The effect of any byelaw will usually have an impact on fishing activities and businesses. This can sometimes be detrimental to fishers, in particular if it involves a prohibition or restriction. It is important, therefore, that an IFCA ensures, when making an emergency byelaw, that it has satisfied the preconditions as set out in the act.

It is crucial that the IFCA can demonstrate that the byelaw is based upon sound evidence. This is particularly important where an emergency byelaw is being proposed without any, or very limited, consultation with stakeholders. The IFCA needs to be ready to demonstrate that the measure required is proportionate, that it balances the interests and needs of all parties, and that it has considered alternative measures.

If there is incomplete, contingent or inaccurate data being relied upon, or if it cannot be established that there is an urgent requirement for the byelaw, the legal position is that it should not be progressed with on an emergency basis.

Without the usual consultation and scrutiny from the secretary of state, there is a risk that premature restrictions and prohibitions may be implemented through emergency byelaws, which could adversely affect income for individuals and businesses.

We understand that recently Cornwall IFCA provided notice of an emergency byelaw. Due to the perceived impact of this byelaw, which proposed to exclude over-12m vivier vessels from the district, the IFCA allowed a very short consultation period; however, this was just six working days.

Had it been made, the emergency byelaw would have had a major impact on a number of businesses and fishing vessel owners. With no prior notice, they were suddenly faced with the prospect of no longer being able to fish inside six miles, within a matter of weeks.

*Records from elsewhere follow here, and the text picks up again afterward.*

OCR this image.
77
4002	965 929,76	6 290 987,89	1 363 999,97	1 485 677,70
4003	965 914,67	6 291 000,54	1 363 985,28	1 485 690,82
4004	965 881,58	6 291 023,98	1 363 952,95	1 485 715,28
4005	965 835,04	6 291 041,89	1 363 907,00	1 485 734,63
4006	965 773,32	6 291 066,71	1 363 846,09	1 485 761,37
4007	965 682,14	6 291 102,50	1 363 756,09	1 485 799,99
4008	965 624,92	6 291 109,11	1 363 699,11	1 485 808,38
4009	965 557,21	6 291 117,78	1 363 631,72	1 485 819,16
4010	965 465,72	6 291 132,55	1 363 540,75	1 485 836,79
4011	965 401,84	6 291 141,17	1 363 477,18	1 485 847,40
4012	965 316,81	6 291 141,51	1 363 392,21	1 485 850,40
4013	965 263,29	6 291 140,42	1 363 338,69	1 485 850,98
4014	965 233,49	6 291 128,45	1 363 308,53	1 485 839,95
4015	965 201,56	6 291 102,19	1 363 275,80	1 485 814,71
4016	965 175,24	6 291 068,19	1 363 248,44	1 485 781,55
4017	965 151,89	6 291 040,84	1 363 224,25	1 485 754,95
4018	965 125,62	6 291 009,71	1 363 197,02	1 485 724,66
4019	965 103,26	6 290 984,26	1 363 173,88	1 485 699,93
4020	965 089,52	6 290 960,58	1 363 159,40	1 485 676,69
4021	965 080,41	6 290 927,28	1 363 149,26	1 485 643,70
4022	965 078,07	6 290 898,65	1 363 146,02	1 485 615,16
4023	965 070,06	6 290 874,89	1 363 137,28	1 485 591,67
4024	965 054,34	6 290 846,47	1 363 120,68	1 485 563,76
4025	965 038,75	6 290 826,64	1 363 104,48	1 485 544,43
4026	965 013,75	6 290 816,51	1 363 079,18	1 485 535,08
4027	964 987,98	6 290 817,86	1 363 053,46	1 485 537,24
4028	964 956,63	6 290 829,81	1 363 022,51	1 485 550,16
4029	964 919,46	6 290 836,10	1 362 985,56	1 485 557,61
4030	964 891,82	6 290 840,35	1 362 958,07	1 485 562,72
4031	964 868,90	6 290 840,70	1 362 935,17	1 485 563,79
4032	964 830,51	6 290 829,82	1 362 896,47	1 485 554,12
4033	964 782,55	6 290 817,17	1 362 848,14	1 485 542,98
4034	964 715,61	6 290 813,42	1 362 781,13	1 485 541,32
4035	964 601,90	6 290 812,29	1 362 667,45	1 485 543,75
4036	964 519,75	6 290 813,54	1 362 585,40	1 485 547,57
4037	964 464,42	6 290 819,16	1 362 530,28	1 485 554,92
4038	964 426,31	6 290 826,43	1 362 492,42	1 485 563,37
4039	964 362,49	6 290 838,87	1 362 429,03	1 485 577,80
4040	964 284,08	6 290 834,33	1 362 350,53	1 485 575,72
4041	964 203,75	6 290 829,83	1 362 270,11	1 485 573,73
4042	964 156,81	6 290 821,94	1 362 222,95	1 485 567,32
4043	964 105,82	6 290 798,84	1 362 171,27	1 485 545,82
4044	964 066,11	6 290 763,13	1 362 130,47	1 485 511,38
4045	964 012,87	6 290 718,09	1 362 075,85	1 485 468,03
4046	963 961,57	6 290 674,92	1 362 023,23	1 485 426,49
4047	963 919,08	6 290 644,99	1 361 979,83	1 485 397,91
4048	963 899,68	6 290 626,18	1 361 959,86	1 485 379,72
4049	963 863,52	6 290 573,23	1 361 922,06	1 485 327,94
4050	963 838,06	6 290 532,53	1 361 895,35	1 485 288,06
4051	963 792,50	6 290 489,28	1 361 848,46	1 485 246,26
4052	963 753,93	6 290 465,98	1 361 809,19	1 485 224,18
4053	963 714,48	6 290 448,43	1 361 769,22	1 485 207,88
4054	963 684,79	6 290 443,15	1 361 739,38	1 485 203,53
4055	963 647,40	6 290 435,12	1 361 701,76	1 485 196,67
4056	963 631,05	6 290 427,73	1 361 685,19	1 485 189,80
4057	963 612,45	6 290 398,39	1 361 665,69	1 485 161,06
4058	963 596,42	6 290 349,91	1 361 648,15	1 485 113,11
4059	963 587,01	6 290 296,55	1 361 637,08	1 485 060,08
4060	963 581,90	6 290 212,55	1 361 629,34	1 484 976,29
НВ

Not surprisingly, the proposal attracted a high level of responses and the proposed emergency byelaw has now been withdrawn, to the relief of some. The IFCA will now hold a wider, informal consultation, involving all relevant stakeholders.

Had the emergency byelaw been made, the affected stakeholders could have asked the secretary of state to revoke the byelaw and, if this had been refused, they could have applied to the High Court for the ICFA’s decision to be judicially reviewed. If successful, they would have been able to ask the court to make an award for their losses suffered as a result of implementation, as well as their costs incurred in bringing the proceedings.

Any petition for judicial review must be made without delay, as there is a relatively short time limit of three months to start proceedings, which runs from the date the decision to be challenged is made. However, this was not necessary on this occasion.